On Civilization and Its Discontents OR Freud singing, if I only had an oceanic feeling
September 22, 2013 § Leave a comment
While sipping Suffering Bastards, we discussed the shift from Ngai to Freud, and how to orientate ourselves with the latter text while considering the various analyses of affect we’ve read thus far. He describes divisive and paradoxical conditions of civilization, how the sub/components are what we (who’s we?) use to project ourselves from suffering and yet it is what retains us from happiness and/or is the source for misery. “We would be happier to abandon it”, he writes, but if we choose to do so, and construct a new social reality for ourselves this entails madness, mania, and the conditions for the paranoiac. There is no place for an intwined practice of self-conception and social-urban-global imagination.

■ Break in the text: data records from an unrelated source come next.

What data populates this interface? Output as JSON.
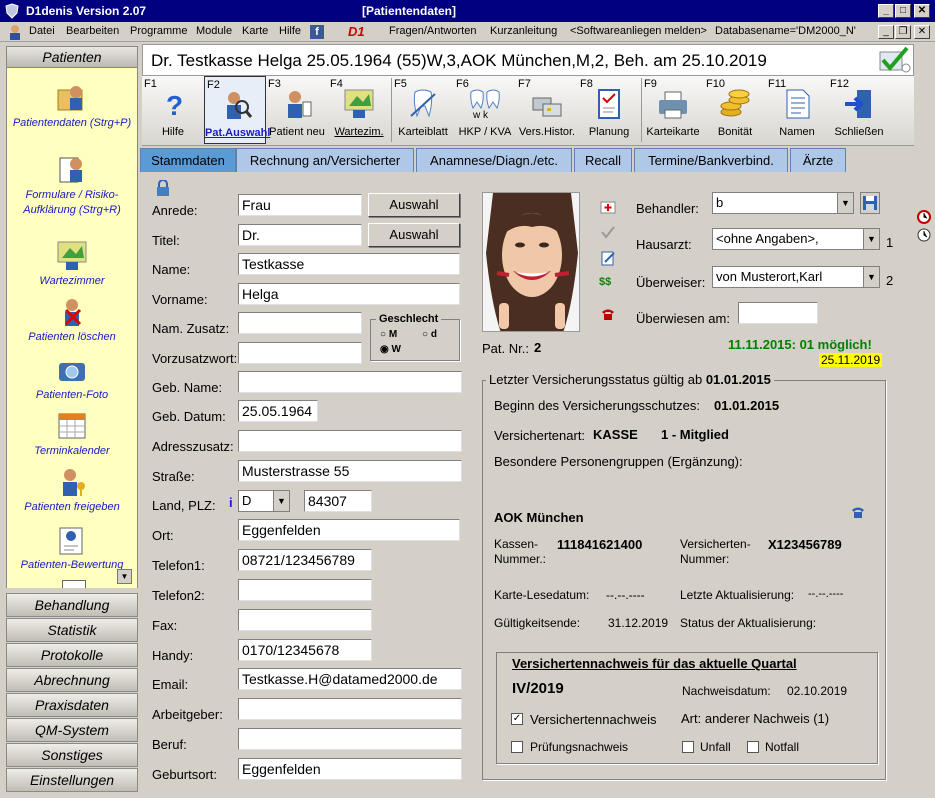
{
  "window": {
    "app_title": "D1denis Version 2.07",
    "doc_title": "[Patientendaten]"
  },
  "menu": {
    "datei": "Datei",
    "bearbeiten": "Bearbeiten",
    "programme": "Programme",
    "module": "Module",
    "karte": "Karte",
    "hilfe": "Hilfe",
    "d1": "D1",
    "fragen": "Fragen/Antworten",
    "kurz": "Kurzanleitung",
    "software": "<Softwareanliegen melden>",
    "database": "Databasename='DM2000_N'"
  },
  "sidebar": {
    "header": "Patienten",
    "items": [
      {
        "label": "Patientendaten (Strg+P)",
        "icon": "folder-person-icon"
      },
      {
        "label": "Formulare / Risiko-Aufklärung (Strg+R)",
        "icon": "form-person-icon"
      },
      {
        "label": "Wartezimmer",
        "icon": "waiting-room-icon"
      },
      {
        "label": "Patienten löschen",
        "icon": "delete-patient-icon"
      },
      {
        "label": "Patienten-Foto",
        "icon": "camera-icon"
      },
      {
        "label": "Terminkalender",
        "icon": "calendar-icon"
      },
      {
        "label": "Patienten freigeben",
        "icon": "release-patient-icon"
      },
      {
        "label": "Patienten-Bewertung",
        "icon": "rating-icon"
      }
    ],
    "sections": [
      "Behandlung",
      "Statistik",
      "Protokolle",
      "Abrechnung",
      "Praxisdaten",
      "QM-System",
      "Sonstiges",
      "Einstellungen"
    ]
  },
  "header": {
    "patient": "Dr. Testkasse Helga  25.05.1964  (55)W,3,AOK München,M,2, Beh. am 25.10.2019"
  },
  "toolbar": [
    {
      "key": "F1",
      "label": "Hilfe",
      "icon": "help-icon"
    },
    {
      "key": "F2",
      "label": "Pat.Auswahl",
      "icon": "patient-search-icon"
    },
    {
      "key": "F3",
      "label": "Patient neu",
      "icon": "new-patient-icon"
    },
    {
      "key": "F4",
      "label": "Wartezim.",
      "icon": "waiting-room-icon"
    },
    {
      "key": "F5",
      "label": "Karteiblatt",
      "icon": "tooth-card-icon"
    },
    {
      "key": "F6",
      "label": "HKP / KVA",
      "icon": "teeth-icon"
    },
    {
      "key": "F7",
      "label": "Vers.Histor.",
      "icon": "history-icon"
    },
    {
      "key": "F8",
      "label": "Planung",
      "icon": "planning-icon"
    },
    {
      "key": "F9",
      "label": "Karteikarte",
      "icon": "printer-icon"
    },
    {
      "key": "F10",
      "label": "Bonität",
      "icon": "coins-icon"
    },
    {
      "key": "F11",
      "label": "Namen",
      "icon": "document-icon"
    },
    {
      "key": "F12",
      "label": "Schließen",
      "icon": "exit-door-icon"
    }
  ],
  "tabs": [
    "Stammdaten",
    "Rechnung an/Versicherter",
    "Anamnese/Diagn./etc.",
    "Recall",
    "Termine/Bankverbind.",
    "Ärzte"
  ],
  "form": {
    "anrede_label": "Anrede:",
    "anrede": "Frau",
    "auswahl": "Auswahl",
    "titel_label": "Titel:",
    "titel": "Dr.",
    "name_label": "Name:",
    "name": "Testkasse",
    "vorname_label": "Vorname:",
    "vorname": "Helga",
    "namzusatz_label": "Nam. Zusatz:",
    "namzusatz": "",
    "vorzusatz_label": "Vorzusatzwort:",
    "vorzusatz": "",
    "geschlecht_label": "Geschlecht",
    "g_m": "M",
    "g_d": "d",
    "g_w": "W",
    "gebname_label": "Geb. Name:",
    "gebname": "",
    "gebdatum_label": "Geb. Datum:",
    "gebdatum": "25.05.1964",
    "adresszusatz_label": "Adresszusatz:",
    "adresszusatz": "",
    "strasse_label": "Straße:",
    "strasse": "Musterstrasse 55",
    "landplz_label": "Land, PLZ:",
    "info": "i",
    "land": "D",
    "plz": "84307",
    "ort_label": "Ort:",
    "ort": "Eggenfelden",
    "telefon1_label": "Telefon1:",
    "telefon1": "08721/123456789",
    "telefon2_label": "Telefon2:",
    "telefon2": "",
    "fax_label": "Fax:",
    "fax": "",
    "handy_label": "Handy:",
    "handy": "0170/12345678",
    "email_label": "Email:",
    "email": "Testkasse.H@datamed2000.de",
    "arbeitgeber_label": "Arbeitgeber:",
    "arbeitgeber": "",
    "beruf_label": "Beruf:",
    "beruf": "",
    "geburtsort_label": "Geburtsort:",
    "geburtsort": "Eggenfelden"
  },
  "right": {
    "behandler_label": "Behandler:",
    "behandler": "b",
    "hausarzt_label": "Hausarzt:",
    "hausarzt": "<ohne Angaben>,",
    "hausarzt_num": "1",
    "ueberweiser_label": "Überweiser:",
    "ueberweiser": "von Musterort,Karl",
    "ueberweiser_num": "2",
    "ueberwiesen_label": "Überwiesen am:",
    "ueberwiesen": "",
    "patnr_label": "Pat. Nr.:",
    "patnr": "2",
    "status_green": "11.11.2015: 01 möglich!",
    "status_date": "25.11.2019"
  },
  "insurance": {
    "legend": "Letzter Versicherungsstatus gültig ab",
    "legend_date": "01.01.2015",
    "beginn_label": "Beginn des Versicherungsschutzes:",
    "beginn": "01.01.2015",
    "art_label": "Versichertenart:",
    "art": "KASSE",
    "art2": "1 - Mitglied",
    "besondere": "Besondere Personengruppen (Ergänzung):",
    "kasse": "AOK München",
    "kassen_label1": "Kassen-",
    "kassen_label2": "Nummer.:",
    "kassen_nr": "111841621400",
    "versicherten_label1": "Versicherten-",
    "versicherten_label2": "Nummer:",
    "versicherten_nr": "X123456789",
    "karte_label": "Karte-Lesedatum:",
    "karte": "--.--.----",
    "letzte_label": "Letzte Aktualisierung:",
    "letzte": "--.--.----",
    "gueltig_label": "Gültigkeitsende:",
    "gueltig": "31.12.2019",
    "status_label": "Status der Aktualisierung:"
  },
  "nachweis": {
    "title": "Versichertennachweis für das aktuelle Quartal",
    "quartal": "IV/2019",
    "datum_label": "Nachweisdatum:",
    "datum": "02.10.2019",
    "vn_label": "Versichertennachweis",
    "vn_checked": true,
    "art": "Art:  anderer Nachweis (1)",
    "pruef_label": "Prüfungsnachweis",
    "unfall_label": "Unfall",
    "notfall_label": "Notfall"
  },
  "colors": {
    "titlebar": "#000080",
    "sidebar_pane": "#ffffc0",
    "sidebar_text": "#1a1ac8",
    "tab_active": "#5b9bd5",
    "tab": "#b0c8e8",
    "green": "#008000",
    "yellow": "#ffff00"
  }
}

In connection to Ngai: “It is asserted, however, that in some way each of us behaves rather like a paranoiac, employing wishful thinking to correct some unendurable aspect of the world and introducing this delusion in reality. Of special importance is the case in which substantial numbers of people, acting in concert, try to assure themselves of happiness and protection against suffering through a delusional reshaping of the reality. The religions of mankind too must be described as examples of mass delusion. Of course, no one who still shares a delusion will ever recognize it as such.”
The tricky thing is that it can be read both as the delusional consumer and the delusional free-radical. Here thinking of Richard Gilman-Opalsky’s Spectacular Capitalism where contemporary capitalism denies its internal logic and macroeconomic reality – anyone who opposes it is certifiable. Or Katherine Rowland’s interview of Gary Greenberg where he critiques the DSM as a framework for understanding mental suffering: “the social conditions under which we live are increasingly atrocious. It could be that the reason we’re all getting whatever it is we’re getting is because the world truly is in some way progressing toward catastrophe”.
The oceanic feeling as a sense of limitlessness, wholeness, and a blurring of the Ego and Id relationship again acts as a way to deny reality but is also the root of “religious energy” prior to being captured by the Christian apparatus. Freud does not sympathize with this feeling as he does not feel it himself. We question his antiseptic disavowal and turned to other conceptions of the oceanic feeling from Buddhist tradition.